十六箇所目 東京大学総合研究博物館・UTCC 文京区本郷

 本郷キャンパスを抜けて博物館へ行こうか、南北線で駒込に出て東洋文庫ミュージアムに寄ろうか、言問通りを下って根津神社を抜けて森鴎外記念館へ向かおうか、いっそのこと上野動物園にハシビロコウに会いに行こうか。


 こんな時、連れがいれば、上野桜木界隈に出て軽く昼飲みでもなのですが、さすがに一人で日のあるうちからというのは気が引けます。


 時計を見ると午後3時半を過ぎたところ。

 もうちょっと外をうろうろしていたい頃合い。

 ただ、電車で移動してだと、現地であまりゆっくりできそうにありません。

 ならば、行先は決まりです。


 言問通りをはさんで向かい側の東大本郷キャンパスにある、東京大学総合研究博物館へ。


 弥生キャンパスから歩道橋で本郷キャンパスにまず渡ります。

 構内をぶらぶらと、ぶらぶらと、歩いていきます。

 博物館は、赤門よりまだ先です。

 右前方に、重厚な校舎とは対照的な、ガラス張りの建物が見えてきました。


 UTCC――東京大学コミュニケーションセンターです。


 赤門の脇に建つコミュニケーションセンターには、大学の研究活動から生まれた商品やオフィシャルグッズが並んでいます。


 研究会に入るほど蓮の花好きの知り合いから、ここに大賀蓮おおがはすの香りをベースにしたオードパルファムがあると聞いていたので、立ち寄って香りを試してみました。

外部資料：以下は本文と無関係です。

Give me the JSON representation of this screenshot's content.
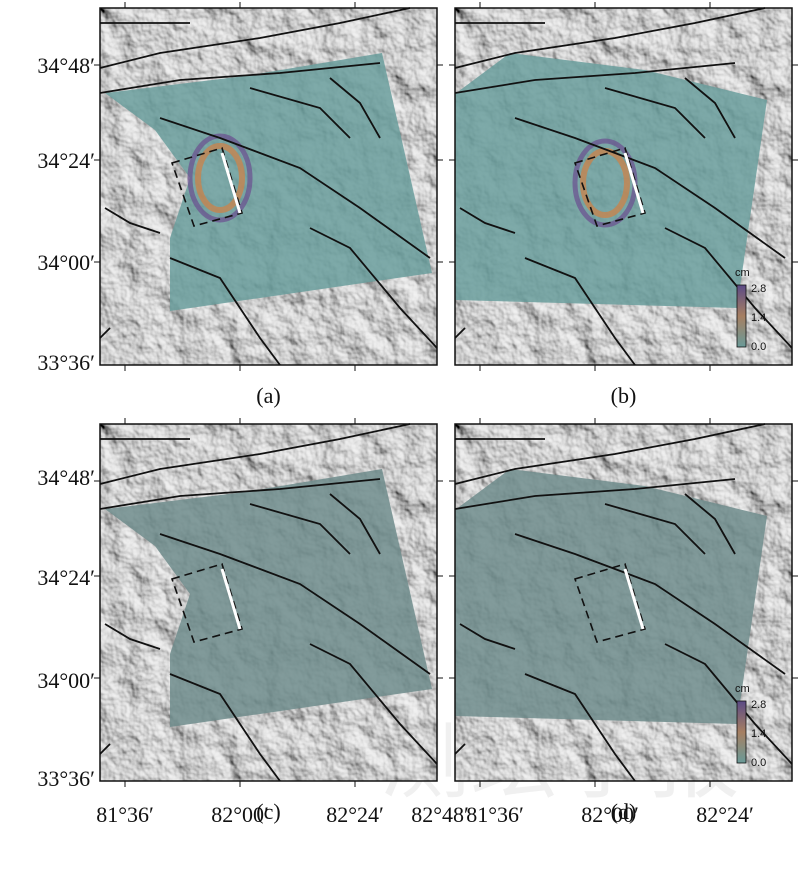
{
  "panels": [
    {
      "label": "(a)"
    },
    {
      "label": "(b)",
      "colorbar": {
        "unit": "cm",
        "ticks": [
          "2.8",
          "1.4",
          "0.0"
        ]
      }
    },
    {
      "label": "(c)"
    },
    {
      "label": "(d)",
      "colorbar": {
        "unit": "cm",
        "ticks": [
          "2.8",
          "1.4",
          "0.0"
        ]
      }
    }
  ],
  "y_axis_labels": [
    "34°48′",
    "34°24′",
    "34°00′",
    "33°36′"
  ],
  "x_axis_labels_left": [
    "81°36′",
    "82°00′",
    "82°24′",
    "82°48′"
  ],
  "x_axis_labels_right": [
    "81°36′",
    "82°00′",
    "82°24′"
  ],
  "watermark": "测绘学报"
}
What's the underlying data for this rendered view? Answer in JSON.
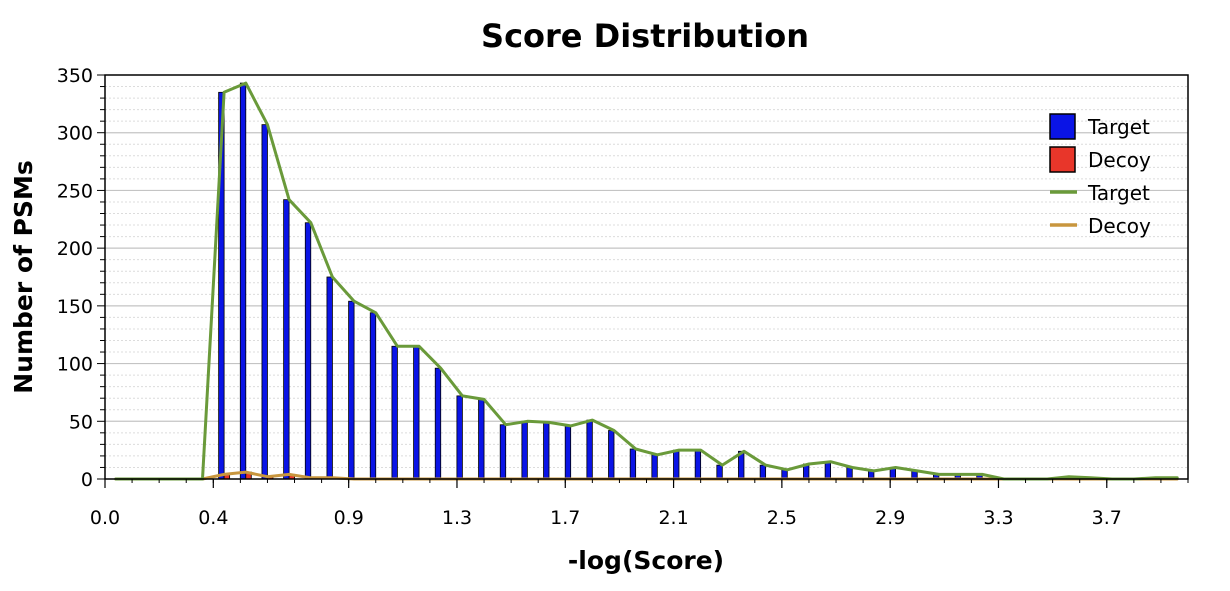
{
  "chart_data": {
    "type": "bar",
    "title": "Score Distribution",
    "xlabel": "-log(Score)",
    "ylabel": "Number of PSMs",
    "xlim": [
      0.0,
      4.0
    ],
    "ylim": [
      0,
      350
    ],
    "x_ticks": [
      "0.0",
      "0.4",
      "0.9",
      "1.3",
      "1.7",
      "2.1",
      "2.5",
      "2.9",
      "3.3",
      "3.7"
    ],
    "y_ticks": [
      0,
      50,
      100,
      150,
      200,
      250,
      300,
      350
    ],
    "grid": true,
    "legend_position": "top-right",
    "legend": [
      {
        "label": "Target",
        "kind": "bar",
        "color": "#0a14e6"
      },
      {
        "label": "Decoy",
        "kind": "bar",
        "color": "#e8362a"
      },
      {
        "label": "Target",
        "kind": "line",
        "color": "#6a9a3a"
      },
      {
        "label": "Decoy",
        "kind": "line",
        "color": "#c8963e"
      }
    ],
    "x": [
      0.04,
      0.12,
      0.2,
      0.28,
      0.36,
      0.44,
      0.52,
      0.6,
      0.68,
      0.76,
      0.84,
      0.92,
      1.0,
      1.08,
      1.16,
      1.24,
      1.32,
      1.4,
      1.48,
      1.56,
      1.64,
      1.72,
      1.8,
      1.88,
      1.96,
      2.04,
      2.12,
      2.2,
      2.28,
      2.36,
      2.44,
      2.52,
      2.6,
      2.68,
      2.76,
      2.84,
      2.92,
      3.0,
      3.08,
      3.16,
      3.24,
      3.32,
      3.4,
      3.48,
      3.56,
      3.64,
      3.72,
      3.8,
      3.88,
      3.96
    ],
    "series": [
      {
        "name": "Target",
        "kind": "bar",
        "color": "#0a14e6",
        "values": [
          0,
          0,
          0,
          0,
          0,
          335,
          343,
          307,
          242,
          222,
          175,
          154,
          144,
          115,
          115,
          96,
          72,
          69,
          47,
          50,
          49,
          46,
          51,
          42,
          26,
          21,
          25,
          25,
          12,
          24,
          12,
          8,
          13,
          15,
          10,
          7,
          10,
          7,
          4,
          4,
          4,
          0,
          0,
          0,
          0,
          0,
          0,
          0,
          0,
          0
        ]
      },
      {
        "name": "Decoy",
        "kind": "bar",
        "color": "#e8362a",
        "values": [
          0,
          0,
          0,
          0,
          0,
          4,
          6,
          2,
          4,
          1,
          1,
          0,
          0,
          0,
          0,
          0,
          0,
          0,
          0,
          0,
          0,
          0,
          0,
          0,
          0,
          0,
          0,
          0,
          0,
          0,
          0,
          0,
          0,
          0,
          0,
          0,
          0,
          0,
          0,
          0,
          0,
          0,
          0,
          0,
          0,
          0,
          0,
          0,
          0,
          0
        ]
      },
      {
        "name": "Target",
        "kind": "line",
        "color": "#6a9a3a",
        "values": [
          0,
          0,
          0,
          0,
          0,
          335,
          343,
          307,
          242,
          222,
          175,
          154,
          144,
          115,
          115,
          96,
          72,
          69,
          47,
          50,
          49,
          46,
          51,
          42,
          26,
          21,
          25,
          25,
          12,
          24,
          12,
          8,
          13,
          15,
          10,
          7,
          10,
          7,
          4,
          4,
          4,
          0,
          0,
          0,
          2,
          1,
          0,
          0,
          1,
          1
        ]
      },
      {
        "name": "Decoy",
        "kind": "line",
        "color": "#c8963e",
        "values": [
          0,
          0,
          0,
          0,
          0,
          4,
          6,
          2,
          4,
          1,
          1,
          0,
          0,
          0,
          0,
          0,
          0,
          0,
          0,
          0,
          0,
          0,
          0,
          0,
          0,
          0,
          0,
          0,
          0,
          0,
          0,
          0,
          0,
          0,
          0,
          0,
          0,
          0,
          0,
          0,
          0,
          0,
          0,
          0,
          0,
          0,
          0,
          0,
          0,
          0
        ]
      }
    ]
  }
}
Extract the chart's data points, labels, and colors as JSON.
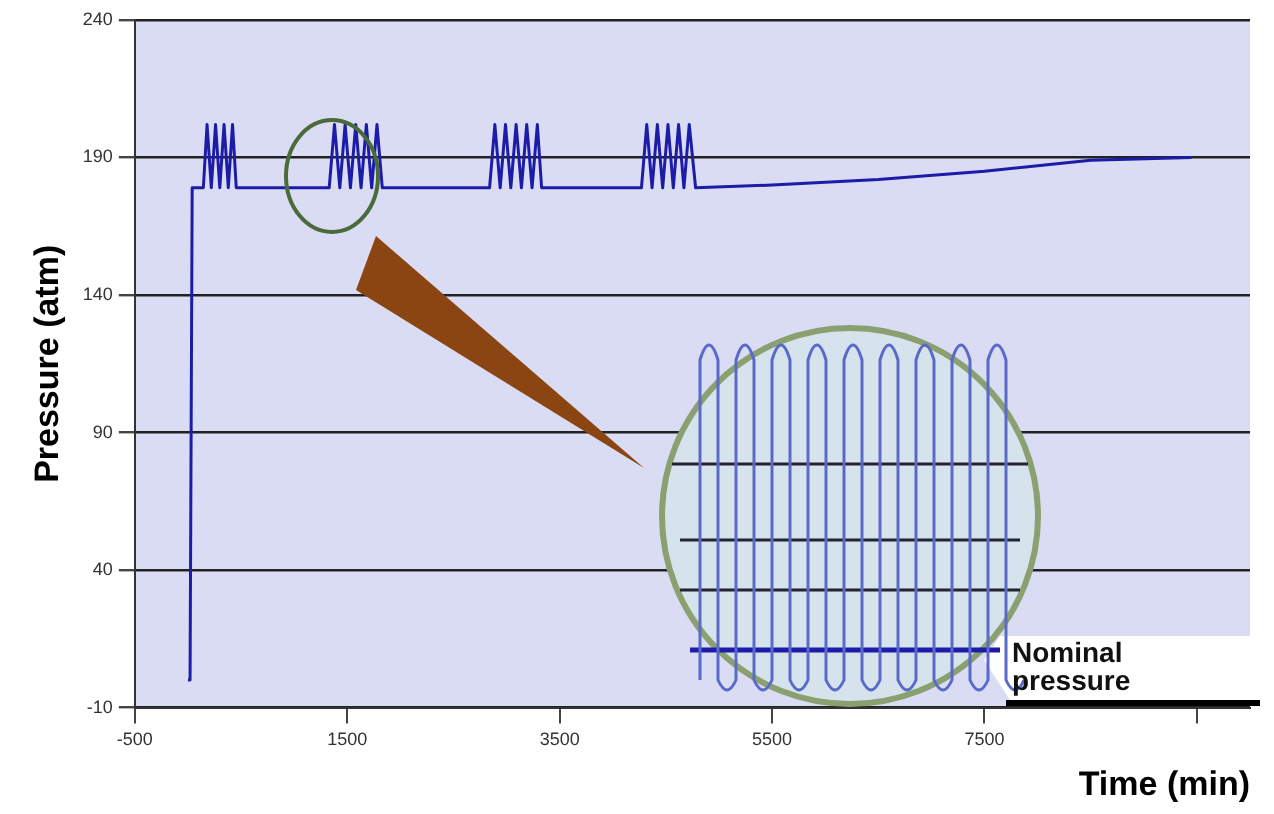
{
  "chart_data": {
    "type": "line",
    "xlabel": "Time (min)",
    "ylabel": "Pressure (atm)",
    "x": [
      0,
      20,
      40,
      145,
      180,
      220,
      260,
      300,
      340,
      380,
      420,
      455,
      500,
      1330,
      1380,
      1430,
      1480,
      1530,
      1580,
      1630,
      1680,
      1730,
      1780,
      1830,
      1870,
      2840,
      2890,
      2940,
      2990,
      3040,
      3090,
      3140,
      3190,
      3240,
      3290,
      3330,
      4270,
      4320,
      4370,
      4420,
      4470,
      4520,
      4570,
      4620,
      4670,
      4720,
      4780,
      5500,
      6500,
      7500,
      8500,
      9450
    ],
    "series": [
      {
        "color": "#1c1ca8",
        "values": [
          0,
          0,
          179,
          179,
          202,
          179,
          202,
          179,
          202,
          179,
          202,
          179,
          179,
          179,
          202,
          179,
          202,
          179,
          202,
          179,
          202,
          179,
          202,
          179,
          179,
          179,
          202,
          179,
          202,
          179,
          202,
          179,
          202,
          179,
          202,
          179,
          179,
          202,
          179,
          202,
          179,
          202,
          179,
          202,
          179,
          202,
          179,
          180,
          182,
          185,
          189,
          190
        ]
      }
    ],
    "xlim": [
      -500,
      10000
    ],
    "xticks": [
      -500,
      1500,
      3500,
      5500,
      7500,
      {
        "value": 9500,
        "label": null
      }
    ],
    "ylim": [
      -10,
      240
    ],
    "yticks": [
      -10,
      40,
      90,
      140,
      190,
      240
    ],
    "grid": "y",
    "legend": false,
    "marker": "none",
    "line_style": "solid",
    "annotations": [
      "Nominal pressure"
    ]
  }
}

 清かで心に残る香りは、寺院の鐘を聴いた時のように、すっと鼻腔を抜けていきました。


 博物館関連の書籍も、こちらで扱っています。


 ここで目を惹いたのは、こちら。


『博士の肖像 人はなぜ肖像を残すのか』木下直之編 東京大学総合研究博物館


 歴代各学部の教授の肖像画、肖像彫刻の構内での所在調査をして、居場所の確認されたもののうちから計七十五点を紹介した展覧会の図録です。


 肖像とは、死者を追慕するもの……

 学校が存続し続ける限り、肖像となる死者も増え続けることになります。

 居場所の確保もしなければならなくなります。

 生きていても居場所を探し、死してなお居場所を探す。

 肖像とは、追慕のみならず、存在について考えさせられる呼び水でもあるようです。

 

 ラフカディオハーン像の浮彫は、機会があったら見てみたいです。


 図録を入手してから、足早に博物館へと向かいます。

 


 この博物館には、たまに訪れます。

 あまり人がおらず、いてもひっそりとしていて、好きな場所です。


 最初に訪れたのは、リニューアル前で、小惑星イトカワについての展示をしていました。


 ゴージャスな宣伝で、人で溢れかえっている博物館もあります。

 それも悪くはないのですが、生命体密度の低い、非生命体密度の高いここが、私にはしっくりきます。


 こちらの博物館はリニューアル後、「展示型収蔵」という試みがされていました。

 自動ドアが開くと、目の前に、大きなガラスケースが現れます。

  

 コレクションボックス。


 学術標本が俯瞰できるようなディスプレイです。


 自然標本、考古発掘出土品、骨格標本、剥製、中でも目をひかれたのは、小柄な人の丈ほどもありそうな、大きな、偕老同穴かいろうどうけつ(もどき?)。 

 細かな編み目状の筒には、二匹の海老が住まうのだとか。

 その二匹は雄と雌で、筒の中で成長するのでそのまま外に出られなくなり、そのまま二匹同じ場所で生涯を終えるのだとか。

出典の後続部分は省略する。